Está sempre envolvida com projetos e atividades de fortalecimento comunitário.
Ela notou que as mulheres da RDS participavam pouco desses movimentos. Então, tomou a iniciativa de montar um grupo que apoiasse a participação das mulheres.

O grupo se chama Mulheres Resolvidas do Uatumã e é formado por 44 mulheres de sete comunidades da RDS.

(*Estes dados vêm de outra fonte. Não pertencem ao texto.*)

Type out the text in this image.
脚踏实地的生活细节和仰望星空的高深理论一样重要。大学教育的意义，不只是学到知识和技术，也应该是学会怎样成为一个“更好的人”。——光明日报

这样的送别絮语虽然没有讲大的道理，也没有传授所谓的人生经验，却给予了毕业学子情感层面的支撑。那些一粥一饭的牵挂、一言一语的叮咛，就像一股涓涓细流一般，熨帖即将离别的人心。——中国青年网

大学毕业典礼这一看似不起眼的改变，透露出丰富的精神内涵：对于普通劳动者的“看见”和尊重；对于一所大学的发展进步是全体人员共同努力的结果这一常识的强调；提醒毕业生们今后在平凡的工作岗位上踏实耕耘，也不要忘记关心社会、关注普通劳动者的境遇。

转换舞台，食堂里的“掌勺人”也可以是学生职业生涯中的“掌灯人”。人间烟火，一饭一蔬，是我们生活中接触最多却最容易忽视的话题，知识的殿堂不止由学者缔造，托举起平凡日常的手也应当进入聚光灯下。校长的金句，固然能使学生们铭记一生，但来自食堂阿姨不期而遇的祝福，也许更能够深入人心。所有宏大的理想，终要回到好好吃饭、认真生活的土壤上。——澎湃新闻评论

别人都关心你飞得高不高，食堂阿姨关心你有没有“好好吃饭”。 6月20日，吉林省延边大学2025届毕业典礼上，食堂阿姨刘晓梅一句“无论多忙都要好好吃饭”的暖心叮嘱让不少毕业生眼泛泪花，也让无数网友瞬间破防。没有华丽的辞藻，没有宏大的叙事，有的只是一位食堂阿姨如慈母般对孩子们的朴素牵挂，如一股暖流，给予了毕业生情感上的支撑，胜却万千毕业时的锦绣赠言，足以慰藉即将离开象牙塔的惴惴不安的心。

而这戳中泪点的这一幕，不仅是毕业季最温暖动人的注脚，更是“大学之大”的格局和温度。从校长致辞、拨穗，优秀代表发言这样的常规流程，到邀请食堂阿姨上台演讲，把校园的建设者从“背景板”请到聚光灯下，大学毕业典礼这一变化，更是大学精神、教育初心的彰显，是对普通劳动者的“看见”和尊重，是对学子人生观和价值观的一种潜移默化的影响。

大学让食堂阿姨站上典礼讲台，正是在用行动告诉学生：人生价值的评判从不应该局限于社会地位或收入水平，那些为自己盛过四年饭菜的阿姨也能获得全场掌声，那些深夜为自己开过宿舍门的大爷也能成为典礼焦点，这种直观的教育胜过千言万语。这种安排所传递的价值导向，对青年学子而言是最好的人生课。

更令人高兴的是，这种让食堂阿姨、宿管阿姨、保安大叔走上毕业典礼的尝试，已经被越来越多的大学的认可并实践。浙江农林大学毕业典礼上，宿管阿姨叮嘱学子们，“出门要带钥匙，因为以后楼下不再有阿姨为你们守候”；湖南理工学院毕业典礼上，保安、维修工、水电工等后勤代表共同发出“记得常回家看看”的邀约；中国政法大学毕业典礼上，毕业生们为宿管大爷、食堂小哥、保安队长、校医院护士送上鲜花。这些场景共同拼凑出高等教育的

“Criamos o nosso grupo de mulheres justamente para detectar os desafios que a gente tinha nas nossas comunidades. Após isso, nosso desafio foi pedir algumas capacitações para melhorar a qualidade de vida das nossas mulheres”
Ela acrescentou:
“No primeiro encontro, eu fiquei muito triste, pois descobri que muitas não participavam porque não tinham condições de comprar a gasolina. Então o projeto disponibilizou com os parceiros a ajuda logística para elas. Nesses encontros, a gente tem rodas de conversa e oficinas. É muito bom!”.
As oficinas levam alternativas de geração de renda para que as mulheres escolham o que desejam fazer. Já aconteceram oficinas de crochê, saboaria e extração e fabricação de óleo de coco.
“A gente tem uma aqui que aprendeu a fazer crochê e agora ela já sabe até fazer biquíni. Eu disse para ela: ‘Faz para vender, para você ganhar o seu dinheiro!”. Aí ela disse: ‘Sim, professora, eu vou fazer mesmo, vou comprar umas linhas’. A gente fica alegre porque sabe que começou aqui no grupo e, como ela, tem outras mulheres”.
A professora disse observar que muitas mulheres aceitam situações difíceis porque não acreditam que podem se sustentar sozinhas.

Elizângela, que foi reprimida pelo pai no passado, hoje contribui para que outras mulheres da RDS Uatumã sejam cada vez mais livres.